Kejadian ini sudah berlangsung lama secara sporadis di ke dua desa penghasil buah durian ini sebagaimana terpantau oleh media ini.
Jika ada laporan yang masuk biasanya ditangani oleh PLN melalui petugas yang dikirim ke lapangan. Akan tetapi frekuensi kejadian suplai listrik tersendat membuat warga desa mengalami gangguan aktivitas.

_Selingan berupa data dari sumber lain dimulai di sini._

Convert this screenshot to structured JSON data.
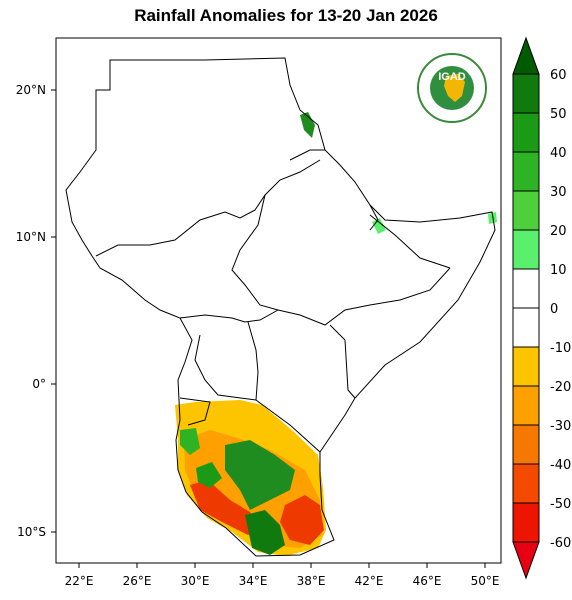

Herman Arif, S.H., Ketua Komisi III DPRD Wajo berbicara kepada media ini (Selasa, 14/07/2026) mengatakan bahwa apapun alasannya PLN tidak boleh mengorbankan masyarakat Desa Awo dan Awota.
Seharusnya Masyarakat Awo dan Awota mendapatkan hak yang sama dengan masyarakat lain yang ada Wajo. "Tidak boleh ada diskriminasi terkait pemakaian listrik," ujar legislator Gerindra dari Daerah Pemilihan Pitumpanua-Keera ini.
Ashar Arsyad dari PLN Kantor Pelayanan Keera saat dikonfirmasi hari ini mengatakan penyebab terjadinya gangguan jaringan bertegangan dan sering drop diakibatkan karena binatang seperti kus-kus, ular, tokek/kadal, tikus, dan kelelawar.
"Bila hewan-hewan ini terkena tegangan maka putus pengaman cut out jaringan," ujarnya mencoba menanggapi keluhan warga. Menurut Ashar Arsyad pihaknya sudah banyak memasang pengaman binatang tersebut akan tetapi kerap lolos juga.
"Jadi kalau itu terjadi kadang kami petugas cari dulu penyebabnya sehingga kadang agak lama baru tegangan dinormalkan," terang Ashar yang kerap keluar malam mengatasi gangguan.